First, I’m no self-help expert. Everything I’ve learned about self-determination is from the trenches. Still, I’ve gotten better at improving my chances for success by paying close attention to the three things below:
1. Soften first. Setting and keeping resolutions that will actually become who YOU are requires that you soften into it. Mostly, we enter into a change with a sub-conscious level of resistance. Have you ever begun a work out program and argued with your trainer, “Oh, I’ve tried that, doesn’t work,” or told a therapist they don’t get you? That’s resistance and it will subvert your reolutions. Resistance is general. It doesn’t differentiate good from bad places to lodge its barriers. So if we are to change, we must first soften our resistance. We set ourselves up for success when we become consciously less rigid about who we are or who we hope to become. Easing our way into openness and curiosity about what this change might teach us about ourselves is a great way to begin.
2. Focus on purpose. Next comes determination about why this resolution is important. To you, not your spouse or co-worker, YOU. The participants in my 8-year study on identity development taught me this. Also, being clear about the purpose of a resolution was incredibly self-defining. On the other hand, being blind to our purpose is a form of denial that will undo most good intentions. In sum, being supple to change (step 1) and focusing on our reason for the change (step 2) lets us tune into what makes us feel alive—a pick-me-up that nudges us forward like morning coffee.
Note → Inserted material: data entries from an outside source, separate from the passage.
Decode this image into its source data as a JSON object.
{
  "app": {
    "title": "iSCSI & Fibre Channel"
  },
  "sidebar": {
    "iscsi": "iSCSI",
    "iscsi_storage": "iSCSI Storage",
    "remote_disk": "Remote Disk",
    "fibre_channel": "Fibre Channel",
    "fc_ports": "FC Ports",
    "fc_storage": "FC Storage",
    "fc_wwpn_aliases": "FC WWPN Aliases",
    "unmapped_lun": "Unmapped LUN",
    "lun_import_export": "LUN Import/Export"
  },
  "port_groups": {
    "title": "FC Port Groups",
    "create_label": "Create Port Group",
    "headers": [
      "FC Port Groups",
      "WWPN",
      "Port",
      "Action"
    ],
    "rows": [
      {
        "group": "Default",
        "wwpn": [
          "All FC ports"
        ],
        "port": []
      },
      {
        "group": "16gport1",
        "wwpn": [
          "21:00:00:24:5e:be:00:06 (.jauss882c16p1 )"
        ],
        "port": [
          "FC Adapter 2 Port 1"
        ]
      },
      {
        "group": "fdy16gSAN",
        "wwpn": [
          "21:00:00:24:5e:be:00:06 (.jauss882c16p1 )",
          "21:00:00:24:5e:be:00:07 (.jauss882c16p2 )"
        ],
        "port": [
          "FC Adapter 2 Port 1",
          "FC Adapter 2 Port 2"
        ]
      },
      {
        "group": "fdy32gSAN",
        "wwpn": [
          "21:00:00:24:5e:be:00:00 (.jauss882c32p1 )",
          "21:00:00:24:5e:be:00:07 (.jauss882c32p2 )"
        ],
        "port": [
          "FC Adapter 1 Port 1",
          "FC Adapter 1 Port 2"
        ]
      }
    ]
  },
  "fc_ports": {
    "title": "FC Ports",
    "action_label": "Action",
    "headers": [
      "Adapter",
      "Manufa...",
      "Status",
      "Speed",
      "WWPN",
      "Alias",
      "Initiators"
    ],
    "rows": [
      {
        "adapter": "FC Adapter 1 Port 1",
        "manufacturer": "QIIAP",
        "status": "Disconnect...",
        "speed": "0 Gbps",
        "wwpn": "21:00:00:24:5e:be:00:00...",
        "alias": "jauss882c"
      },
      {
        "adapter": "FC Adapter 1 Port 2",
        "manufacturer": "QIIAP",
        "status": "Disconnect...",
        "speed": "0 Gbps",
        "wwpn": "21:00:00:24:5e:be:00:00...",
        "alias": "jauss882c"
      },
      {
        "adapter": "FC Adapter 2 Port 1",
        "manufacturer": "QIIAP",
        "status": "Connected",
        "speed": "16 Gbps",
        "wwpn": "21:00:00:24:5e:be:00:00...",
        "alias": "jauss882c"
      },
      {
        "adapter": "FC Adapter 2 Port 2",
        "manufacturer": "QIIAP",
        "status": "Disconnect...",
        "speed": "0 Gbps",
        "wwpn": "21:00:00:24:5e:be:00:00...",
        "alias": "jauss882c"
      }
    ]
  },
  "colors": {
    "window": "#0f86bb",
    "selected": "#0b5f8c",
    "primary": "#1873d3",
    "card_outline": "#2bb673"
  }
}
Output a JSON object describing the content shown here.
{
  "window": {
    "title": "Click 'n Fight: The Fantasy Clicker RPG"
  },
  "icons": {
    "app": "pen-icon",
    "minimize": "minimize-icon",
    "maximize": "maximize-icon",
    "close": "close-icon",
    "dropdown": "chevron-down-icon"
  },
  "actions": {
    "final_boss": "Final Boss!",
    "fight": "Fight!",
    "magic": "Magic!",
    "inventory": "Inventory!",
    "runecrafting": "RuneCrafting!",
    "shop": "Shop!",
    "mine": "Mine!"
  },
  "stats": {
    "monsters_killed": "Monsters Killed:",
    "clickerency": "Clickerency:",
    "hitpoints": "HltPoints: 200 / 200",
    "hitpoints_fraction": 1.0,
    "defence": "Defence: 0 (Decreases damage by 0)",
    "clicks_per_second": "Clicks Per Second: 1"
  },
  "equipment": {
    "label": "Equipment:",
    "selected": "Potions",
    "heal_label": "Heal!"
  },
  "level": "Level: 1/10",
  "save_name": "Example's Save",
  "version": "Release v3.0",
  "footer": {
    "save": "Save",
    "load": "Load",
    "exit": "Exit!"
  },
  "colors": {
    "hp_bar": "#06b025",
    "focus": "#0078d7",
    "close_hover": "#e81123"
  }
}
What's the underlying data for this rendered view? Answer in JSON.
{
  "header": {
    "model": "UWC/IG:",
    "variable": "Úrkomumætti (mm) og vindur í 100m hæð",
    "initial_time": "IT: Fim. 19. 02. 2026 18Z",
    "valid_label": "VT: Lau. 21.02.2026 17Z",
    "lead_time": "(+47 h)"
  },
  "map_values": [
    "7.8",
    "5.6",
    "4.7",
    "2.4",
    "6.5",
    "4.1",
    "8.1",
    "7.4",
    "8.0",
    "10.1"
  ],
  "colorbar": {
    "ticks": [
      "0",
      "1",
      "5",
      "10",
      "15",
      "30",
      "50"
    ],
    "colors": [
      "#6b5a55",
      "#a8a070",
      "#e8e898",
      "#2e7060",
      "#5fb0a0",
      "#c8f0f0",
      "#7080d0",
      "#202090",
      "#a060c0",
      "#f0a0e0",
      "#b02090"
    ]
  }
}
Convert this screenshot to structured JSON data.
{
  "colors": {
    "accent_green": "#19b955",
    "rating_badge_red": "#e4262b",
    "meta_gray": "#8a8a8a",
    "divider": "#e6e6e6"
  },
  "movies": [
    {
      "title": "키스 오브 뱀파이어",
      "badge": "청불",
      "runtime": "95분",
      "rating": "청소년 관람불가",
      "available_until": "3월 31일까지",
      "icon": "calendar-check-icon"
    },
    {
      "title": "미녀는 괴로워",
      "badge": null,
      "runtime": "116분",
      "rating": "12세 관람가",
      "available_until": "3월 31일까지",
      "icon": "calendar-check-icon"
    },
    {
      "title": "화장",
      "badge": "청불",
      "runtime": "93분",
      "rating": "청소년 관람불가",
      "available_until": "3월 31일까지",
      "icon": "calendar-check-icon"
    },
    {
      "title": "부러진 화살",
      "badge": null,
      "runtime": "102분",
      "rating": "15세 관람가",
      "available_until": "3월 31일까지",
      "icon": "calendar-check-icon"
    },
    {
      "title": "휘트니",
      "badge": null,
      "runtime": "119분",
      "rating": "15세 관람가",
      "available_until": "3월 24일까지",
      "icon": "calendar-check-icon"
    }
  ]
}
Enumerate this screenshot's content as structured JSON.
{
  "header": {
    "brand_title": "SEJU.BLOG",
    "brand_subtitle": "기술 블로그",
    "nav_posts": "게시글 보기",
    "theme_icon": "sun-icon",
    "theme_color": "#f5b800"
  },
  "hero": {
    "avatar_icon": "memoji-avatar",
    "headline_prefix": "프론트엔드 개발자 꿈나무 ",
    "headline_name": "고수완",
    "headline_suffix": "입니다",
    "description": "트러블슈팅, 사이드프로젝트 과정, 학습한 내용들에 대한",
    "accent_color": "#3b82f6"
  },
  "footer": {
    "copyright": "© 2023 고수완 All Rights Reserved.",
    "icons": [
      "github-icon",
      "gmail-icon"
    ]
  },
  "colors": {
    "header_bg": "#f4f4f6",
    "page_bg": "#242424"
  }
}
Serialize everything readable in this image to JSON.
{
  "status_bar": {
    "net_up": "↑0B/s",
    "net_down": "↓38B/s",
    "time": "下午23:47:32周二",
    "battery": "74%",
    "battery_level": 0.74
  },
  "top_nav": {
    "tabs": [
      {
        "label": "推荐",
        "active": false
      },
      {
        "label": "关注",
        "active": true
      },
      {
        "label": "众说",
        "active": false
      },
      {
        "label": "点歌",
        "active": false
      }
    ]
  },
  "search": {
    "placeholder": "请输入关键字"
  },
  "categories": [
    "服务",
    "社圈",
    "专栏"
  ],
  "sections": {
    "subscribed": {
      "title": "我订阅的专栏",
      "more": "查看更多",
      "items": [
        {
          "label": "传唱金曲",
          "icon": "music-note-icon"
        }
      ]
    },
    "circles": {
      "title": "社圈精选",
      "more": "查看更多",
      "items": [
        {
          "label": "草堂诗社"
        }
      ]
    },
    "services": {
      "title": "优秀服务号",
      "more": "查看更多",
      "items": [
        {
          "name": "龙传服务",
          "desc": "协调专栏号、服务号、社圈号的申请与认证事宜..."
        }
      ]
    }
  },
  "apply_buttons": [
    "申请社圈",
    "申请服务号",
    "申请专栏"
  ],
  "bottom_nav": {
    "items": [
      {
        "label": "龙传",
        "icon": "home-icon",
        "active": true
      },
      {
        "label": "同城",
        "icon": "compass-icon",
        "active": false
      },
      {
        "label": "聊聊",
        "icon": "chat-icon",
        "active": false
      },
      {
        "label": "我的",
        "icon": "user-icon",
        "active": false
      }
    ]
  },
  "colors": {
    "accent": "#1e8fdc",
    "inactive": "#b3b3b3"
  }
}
3. Learn AND act. Research is useful, but it’s no substitute for action. Having to learn everything you can about the nature of the problem you’re trying to solve is an excellent way to dupe yourself into believing you’re taking action. Worse, it can make you feel overwhelmed. I know this. I’m prone to overwhelm—a downright chronic case. Maybe it’s because I have to read so much for the research side my job. I’ve learned the hard way that overwhelm is a sign that I’m allowing my awareness to be pulled out of my body and tossed about. As a result, I end up feeling powerless. Hardly gonna to stick to any resolutions in that state!
One last thing. The toxic kryptonite to our agency is unresolved resentment. Left unacknowledged, anger hardens us. We have to soften our anger to free things up so that possibilities can circulate. Which is why step one—softening—is so important. No diet, no pill, no coach is going to fix the anger business for us.
It’s on us to become a whole person. It’s a life’s work. And it’s the one thing we can actually make happen.
Autumn is here. It’s time to embark on a goal or two after the sweet lull of summer. May this fall be a full-blown harvest of meaning and momentum.